The snow that fell over Westminster today could not muffle the sound of an axe dropping rather heavily in a building behind the Abbey.
Here, the Science and Technology Facilities Council announced major cuts to its programme and confirmed that it is shifting cash away from nuclear and particle physics in order to focus support on areas that have been identified as government priorities.
The council’s five-year programme for 2010 to 2015 introduces a 25 per cent reduction in studentships and fellowships—an “unpalatable decision” that had to be made, according to Keith Mason. It also includes withdrawing from over 20 projects and a cut of 10 per cent from the grant funding used to exploit facilities. Jobs are also at risk at the Daresbury and Harwell science campuses as part of an attempt to save £11 million from the STFC’s internal budget in 2010-11.
Projects to be dropped include, ALICE at CERN, the UK Neutrino Factory and the New Light Source. But nuclear physics is particularly badly hit with two major projects, AGATA and PANDA, being dropped.
Nuclear physicists say that this amounts to a 52 per cent cut and have argued that the STFC is decimating their discipline at a crucial time. At today’s Westminster press conference, the council’s leaders said that they did not agree with a report that was submitted to them by Sue Ion, which argued that any cut to nuclear physics would threaten the UK’s ability to rebuild its nuclear power industry. They said that nuclear undergraduates would make up the backbone of the sector and that these students would not necessarily need to be taught by leading academics in the field—which many might see as being a rather short-term view.

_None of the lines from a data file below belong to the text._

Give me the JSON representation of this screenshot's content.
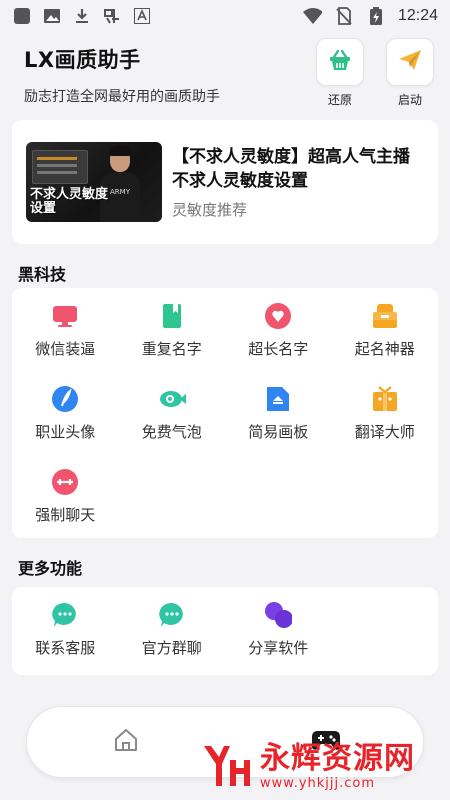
{
  "status_bar": {
    "time": "12:24",
    "left_icons": [
      "square-icon",
      "image-icon",
      "download-icon",
      "custom-app-icon",
      "a-badge-icon"
    ],
    "right_icons": [
      "wifi-icon",
      "no-sim-icon",
      "battery-charging-icon"
    ]
  },
  "header": {
    "title": "LX画质助手",
    "subtitle": "励志打造全网最好用的画质助手"
  },
  "top_actions": [
    {
      "label": "还原",
      "icon": "basket-icon",
      "color": "#2fc08a"
    },
    {
      "label": "启动",
      "icon": "paper-plane-icon",
      "color": "#f2b53a"
    }
  ],
  "featured": {
    "title": "【不求人灵敏度】超高人气主播不求人灵敏度设置",
    "subtitle": "灵敏度推荐",
    "thumbnail_text": "不求人灵敏度设置",
    "thumbnail_shirt_text": "ARMY"
  },
  "sections": {
    "black_tech": {
      "title": "黑科技",
      "items": [
        {
          "label": "微信装逼",
          "icon": "monitor-icon",
          "color": "#f0546e"
        },
        {
          "label": "重复名字",
          "icon": "bookmark-icon",
          "color": "#2fc58f"
        },
        {
          "label": "超长名字",
          "icon": "heart-bubble-icon",
          "color": "#f0546e"
        },
        {
          "label": "起名神器",
          "icon": "stack-icon",
          "color": "#f5a623"
        },
        {
          "label": "职业头像",
          "icon": "feather-icon",
          "color": "#2f86f0"
        },
        {
          "label": "免费气泡",
          "icon": "fish-icon",
          "color": "#2fc5a4"
        },
        {
          "label": "简易画板",
          "icon": "document-icon",
          "color": "#2f86f0"
        },
        {
          "label": "翻译大师",
          "icon": "gift-icon",
          "color": "#f5a623"
        },
        {
          "label": "强制聊天",
          "icon": "chat-circle-icon",
          "color": "#f0546e"
        }
      ]
    },
    "more": {
      "title": "更多功能",
      "items": [
        {
          "label": "联系客服",
          "icon": "chat-bubble-icon",
          "color": "#2fc5a4"
        },
        {
          "label": "官方群聊",
          "icon": "chat-bubble-icon",
          "color": "#2fc5a4"
        },
        {
          "label": "分享软件",
          "icon": "share-circles-icon",
          "color": "#7b3fe4"
        }
      ]
    }
  },
  "bottom_nav": {
    "items": [
      {
        "icon": "home-icon"
      },
      {
        "icon": "gamepad-icon"
      }
    ]
  },
  "watermark": {
    "main": "永辉资源网",
    "url": "www.yhkjjj.com"
  }
}
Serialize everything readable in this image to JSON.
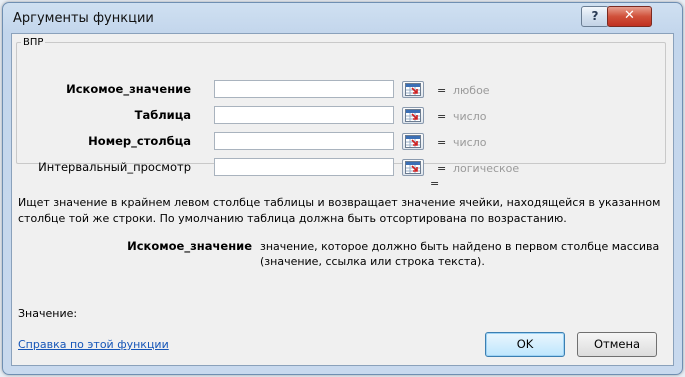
{
  "window": {
    "title": "Аргументы функции",
    "help_glyph": "?",
    "close_glyph": "✕"
  },
  "function_name": "ВПР",
  "arguments": [
    {
      "label": "Искомое_значение",
      "bold": true,
      "value": "",
      "equals": "=",
      "hint": "любое"
    },
    {
      "label": "Таблица",
      "bold": true,
      "value": "",
      "equals": "=",
      "hint": "число"
    },
    {
      "label": "Номер_столбца",
      "bold": true,
      "value": "",
      "equals": "=",
      "hint": "число"
    },
    {
      "label": "Интервальный_просмотр",
      "bold": false,
      "value": "",
      "equals": "=",
      "hint": "логическое"
    }
  ],
  "result_equals": "=",
  "description": "Ищет значение в крайнем левом столбце таблицы и возвращает значение ячейки, находящейся в указанном столбце той же строки. По умолчанию таблица должна быть отсортирована по возрастанию.",
  "argument_help": {
    "name": "Искомое_значение",
    "text": "значение, которое должно быть найдено в первом столбце массива (значение, ссылка или строка текста)."
  },
  "result_label": "Значение:",
  "help_link": "Справка по этой функции",
  "buttons": {
    "ok": "OK",
    "cancel": "Отмена"
  },
  "icons": {
    "ref_button": "collapse-dialog-icon"
  }
}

The introduction of shared research programmes and noises within government about supporting a few select areas that will benefit the economy have fuelled concerns that the research councils are being pressured to invest in certain areas above others. The STFC’s decision today may well fuel these complaints. The council has elected to increase investments in the Diamond Light Source, which is an important instrument for life scientists, but will make cutbacks in many other areas to make up for it.
The other research councils have had to reach into their own pockets to ensure the future of the surviving facilities by providing the STFC with an additional £14 million to cover some of the costs in the coming year.
The council is also hoping to save £42 million by pulling out of space programmes, including the European Space Agency project Venus Express and the Nasa-led Cassini. How this will affect the budget to be awarded to the recently announced UK space agency is another question that will need to be answered.
In astronomy, it has confirmed that the UK will not stay in the Gemini telescope partnership after 2012, instead choosing to invest in the Square Kilometre Array and the European Extremely Large telescope.
The STFC admitted that the choices it has made could have serious repercussions for university departments and has said that it plans to work with them to manage the fallout, though it remains unclear what support, other than of the financial kind, will help them recover.
Science minister Paul Drayson has also said that he intends to help the STFC to overcome the problem which many believe has played a central role in these cutbacks. He says that he wants to find a better solution to the arrangement that currently sees the council paying for international subscriptions from its own budget, even if the cost escalates as the Pound fluctuates against the Euro and Swiss Franc. This could indicate that he intends to call on the Treasury to pay for them directly. We can expect his conclusions on the matter in February.